Wednesday, Oct. 4, 2006 | It isn’t exactly a secret that the county supervisors have each had at their disposal $2 million of taxpayer funds to spend however they please.
Throughout the county, there are baseball fields, schools, parks and any number of different organizations that serve to better our quality of life that have all benefited from the supervisors’ spending of these funds.
The list of groups that have enjoyed the fruits of the supervisors’ largesse is very long. Some of them are more obviously deserving of taxpayer funds than others. But under the system as it stands, only the county supervisor is empowered to spend those funds.
But last week, we learned that Supervisors Ron Roberts and Pam Slater-Price will be taking lavish trips abroad this month thanks to the support of the organizations they showered with these funds. The news opened a window into another truth: The supervisors personally benefit greatly from their slush funds as well.

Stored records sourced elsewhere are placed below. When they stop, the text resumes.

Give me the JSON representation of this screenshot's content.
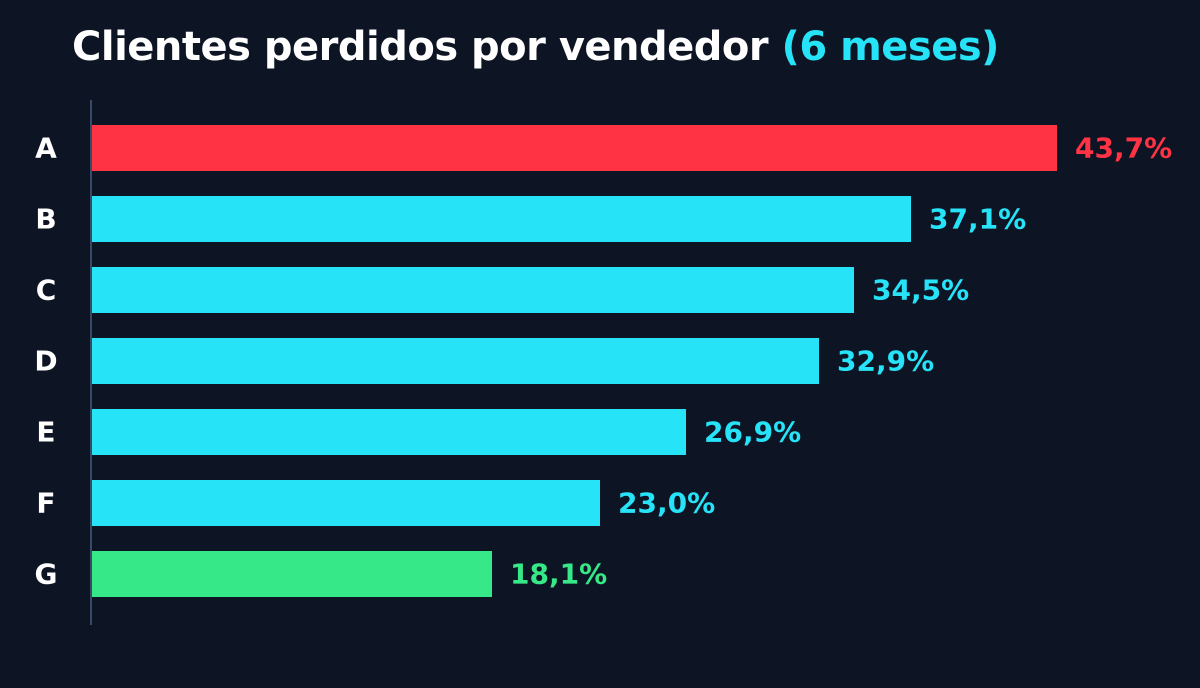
{
  "title": {
    "main": "Clientes perdidos por vendedor",
    "accent": "(6 meses)"
  },
  "colors": {
    "background": "#0d1424",
    "highest": "#ff3344",
    "default": "#27e3f8",
    "lowest": "#36e887",
    "axis": "#3a4a66"
  },
  "chart_data": {
    "type": "bar",
    "orientation": "horizontal",
    "title": "Clientes perdidos por vendedor (6 meses)",
    "categories": [
      "A",
      "B",
      "C",
      "D",
      "E",
      "F",
      "G"
    ],
    "values": [
      43.7,
      37.1,
      34.5,
      32.9,
      26.9,
      23.0,
      18.1
    ],
    "value_labels": [
      "43,7%",
      "37,1%",
      "34,5%",
      "32,9%",
      "26,9%",
      "23,0%",
      "18,1%"
    ],
    "bar_colors": [
      "#ff3344",
      "#27e3f8",
      "#27e3f8",
      "#27e3f8",
      "#27e3f8",
      "#27e3f8",
      "#36e887"
    ],
    "xlim": [
      0,
      43.7
    ],
    "xlabel": "",
    "ylabel": "",
    "grid": false,
    "legend": "none"
  }
}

The supervisors are the ones who individually receive the thanks and adoration of the groups to whom they write checks. Their names appear on plaques and posters expressing gratitude. They are personally hailed in newsletters and individually praised for writing the checks out of their slush fund.
In Roberts and Slater-Price’s case, they received more than admiration – they got all-expenses-paid trips abroad.

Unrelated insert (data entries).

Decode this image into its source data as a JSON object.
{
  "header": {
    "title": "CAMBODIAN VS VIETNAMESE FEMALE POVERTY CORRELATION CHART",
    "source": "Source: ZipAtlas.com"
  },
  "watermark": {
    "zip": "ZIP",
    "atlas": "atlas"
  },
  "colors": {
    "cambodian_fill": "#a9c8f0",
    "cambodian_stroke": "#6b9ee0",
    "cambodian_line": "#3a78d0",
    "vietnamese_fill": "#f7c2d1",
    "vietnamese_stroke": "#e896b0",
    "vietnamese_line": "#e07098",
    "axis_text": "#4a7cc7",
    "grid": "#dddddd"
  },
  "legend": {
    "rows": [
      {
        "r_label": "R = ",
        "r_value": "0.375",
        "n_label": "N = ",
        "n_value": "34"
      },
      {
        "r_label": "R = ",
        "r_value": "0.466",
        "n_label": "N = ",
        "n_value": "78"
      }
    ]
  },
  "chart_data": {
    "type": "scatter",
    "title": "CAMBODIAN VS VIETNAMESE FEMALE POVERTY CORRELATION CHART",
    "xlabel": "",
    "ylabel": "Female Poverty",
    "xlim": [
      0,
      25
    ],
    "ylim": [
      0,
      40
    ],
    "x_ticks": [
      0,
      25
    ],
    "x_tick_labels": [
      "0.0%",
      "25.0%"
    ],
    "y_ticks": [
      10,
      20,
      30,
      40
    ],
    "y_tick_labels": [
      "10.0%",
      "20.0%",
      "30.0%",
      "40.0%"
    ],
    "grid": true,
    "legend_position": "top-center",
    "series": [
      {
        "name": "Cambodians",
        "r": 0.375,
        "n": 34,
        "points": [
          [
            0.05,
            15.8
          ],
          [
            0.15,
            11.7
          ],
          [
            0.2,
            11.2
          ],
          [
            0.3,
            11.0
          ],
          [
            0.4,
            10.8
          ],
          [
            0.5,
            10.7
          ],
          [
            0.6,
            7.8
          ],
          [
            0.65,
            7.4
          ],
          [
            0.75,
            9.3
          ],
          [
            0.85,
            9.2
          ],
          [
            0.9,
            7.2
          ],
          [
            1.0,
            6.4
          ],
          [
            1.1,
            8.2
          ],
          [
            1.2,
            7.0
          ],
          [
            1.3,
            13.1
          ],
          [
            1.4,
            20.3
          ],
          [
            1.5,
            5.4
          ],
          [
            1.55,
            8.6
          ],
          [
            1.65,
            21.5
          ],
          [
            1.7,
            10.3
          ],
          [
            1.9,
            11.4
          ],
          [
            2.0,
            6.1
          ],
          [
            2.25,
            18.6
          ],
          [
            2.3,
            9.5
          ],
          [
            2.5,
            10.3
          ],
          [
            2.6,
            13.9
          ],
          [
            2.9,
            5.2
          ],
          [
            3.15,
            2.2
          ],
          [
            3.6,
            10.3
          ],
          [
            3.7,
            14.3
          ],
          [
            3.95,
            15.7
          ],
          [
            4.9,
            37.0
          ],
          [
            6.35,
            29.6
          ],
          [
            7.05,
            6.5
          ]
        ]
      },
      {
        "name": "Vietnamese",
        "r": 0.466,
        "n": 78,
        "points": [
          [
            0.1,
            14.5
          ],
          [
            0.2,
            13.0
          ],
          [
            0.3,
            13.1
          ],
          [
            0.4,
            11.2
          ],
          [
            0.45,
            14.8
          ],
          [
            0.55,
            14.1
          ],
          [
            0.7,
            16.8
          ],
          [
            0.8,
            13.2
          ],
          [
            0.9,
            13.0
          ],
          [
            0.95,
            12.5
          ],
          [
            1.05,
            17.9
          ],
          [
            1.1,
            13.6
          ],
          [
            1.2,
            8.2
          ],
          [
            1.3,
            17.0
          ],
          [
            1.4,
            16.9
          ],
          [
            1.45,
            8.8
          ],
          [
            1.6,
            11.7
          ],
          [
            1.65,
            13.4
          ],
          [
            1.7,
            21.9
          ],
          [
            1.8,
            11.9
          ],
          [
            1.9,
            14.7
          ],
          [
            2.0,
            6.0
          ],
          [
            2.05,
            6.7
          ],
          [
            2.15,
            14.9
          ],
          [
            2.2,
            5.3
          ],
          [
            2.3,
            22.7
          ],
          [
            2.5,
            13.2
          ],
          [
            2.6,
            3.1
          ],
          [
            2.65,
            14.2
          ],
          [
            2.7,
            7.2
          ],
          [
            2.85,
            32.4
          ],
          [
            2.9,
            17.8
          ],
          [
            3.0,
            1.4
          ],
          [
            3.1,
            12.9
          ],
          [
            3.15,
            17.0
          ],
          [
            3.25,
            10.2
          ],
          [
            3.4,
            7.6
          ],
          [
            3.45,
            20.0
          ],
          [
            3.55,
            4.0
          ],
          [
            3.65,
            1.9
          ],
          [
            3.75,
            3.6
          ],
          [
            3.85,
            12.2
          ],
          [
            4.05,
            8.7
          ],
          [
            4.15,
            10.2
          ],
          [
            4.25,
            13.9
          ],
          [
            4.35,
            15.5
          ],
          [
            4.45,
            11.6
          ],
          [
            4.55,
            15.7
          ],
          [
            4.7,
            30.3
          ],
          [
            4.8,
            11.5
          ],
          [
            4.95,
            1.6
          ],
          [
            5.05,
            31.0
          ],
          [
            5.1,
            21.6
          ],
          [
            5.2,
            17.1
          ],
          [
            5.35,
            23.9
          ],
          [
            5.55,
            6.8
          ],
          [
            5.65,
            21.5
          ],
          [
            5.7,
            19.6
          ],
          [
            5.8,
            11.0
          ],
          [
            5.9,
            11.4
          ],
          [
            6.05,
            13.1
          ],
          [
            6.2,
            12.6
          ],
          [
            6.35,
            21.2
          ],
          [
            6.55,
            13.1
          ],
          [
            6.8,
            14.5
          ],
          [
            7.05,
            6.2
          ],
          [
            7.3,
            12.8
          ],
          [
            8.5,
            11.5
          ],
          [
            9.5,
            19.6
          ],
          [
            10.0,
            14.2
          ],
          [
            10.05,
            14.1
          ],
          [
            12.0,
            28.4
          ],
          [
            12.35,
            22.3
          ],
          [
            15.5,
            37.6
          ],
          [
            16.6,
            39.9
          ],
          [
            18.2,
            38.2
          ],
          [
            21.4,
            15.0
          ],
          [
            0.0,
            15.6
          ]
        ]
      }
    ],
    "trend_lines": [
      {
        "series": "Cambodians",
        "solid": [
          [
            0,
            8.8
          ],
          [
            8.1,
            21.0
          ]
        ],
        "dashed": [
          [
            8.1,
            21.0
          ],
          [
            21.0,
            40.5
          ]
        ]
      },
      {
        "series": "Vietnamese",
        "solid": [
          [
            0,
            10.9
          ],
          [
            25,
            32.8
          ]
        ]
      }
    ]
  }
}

Out of his fund, for instance, Supervisor Roberts has given the San Diego World Trade Center $20,000 this year and $530,000 since 2002. Now, the World Trade Center is sending Roberts on a $20,000 trip to China.
Slater-Price has given $188,000 in taxpayer funds to the nonprofit organization that runs Mainly Mozart. Now, Mainly Mozart has extended Slater-Price one of its $6,000 invitations compliments of the Austrian Tourism Office.
Would these two be offered the trips if they haven’t lavished taxpayer funds on the organizations? No.
This means, of course, that taxpayer funds are helping send our elected officials on junkets.
If it’s truly in the interest of county government that they travel to these far off lands, than the board as a whole should make that determination and put it on record that they want to spend money on this. If not, the supervisors should pay for their own vacations.
But there’s a larger issue. Each supervisor should not have control over so much taxpayer money with only their good judgment to keep the program in check. Elected officials are inherently political people and they know that the money they hand out will be recognized and appreciated by community leaders. What better way to generate support from an important community leader than to hand his or her organization a check for $50,000?
While some of the programs the supervisors support may be deserving of taxpayer support, a system of checks and balances should be in place to make sure taxes are spent wisely and efficiently. No one person, no matter how high-minded or intelligent, should be entrusted to hand out so much of the public’s money to whomever they please.
Slater-Price and Roberts should not only pay for their own trips, they should lead the effort to abolish the slush funds they used to get the trips as well.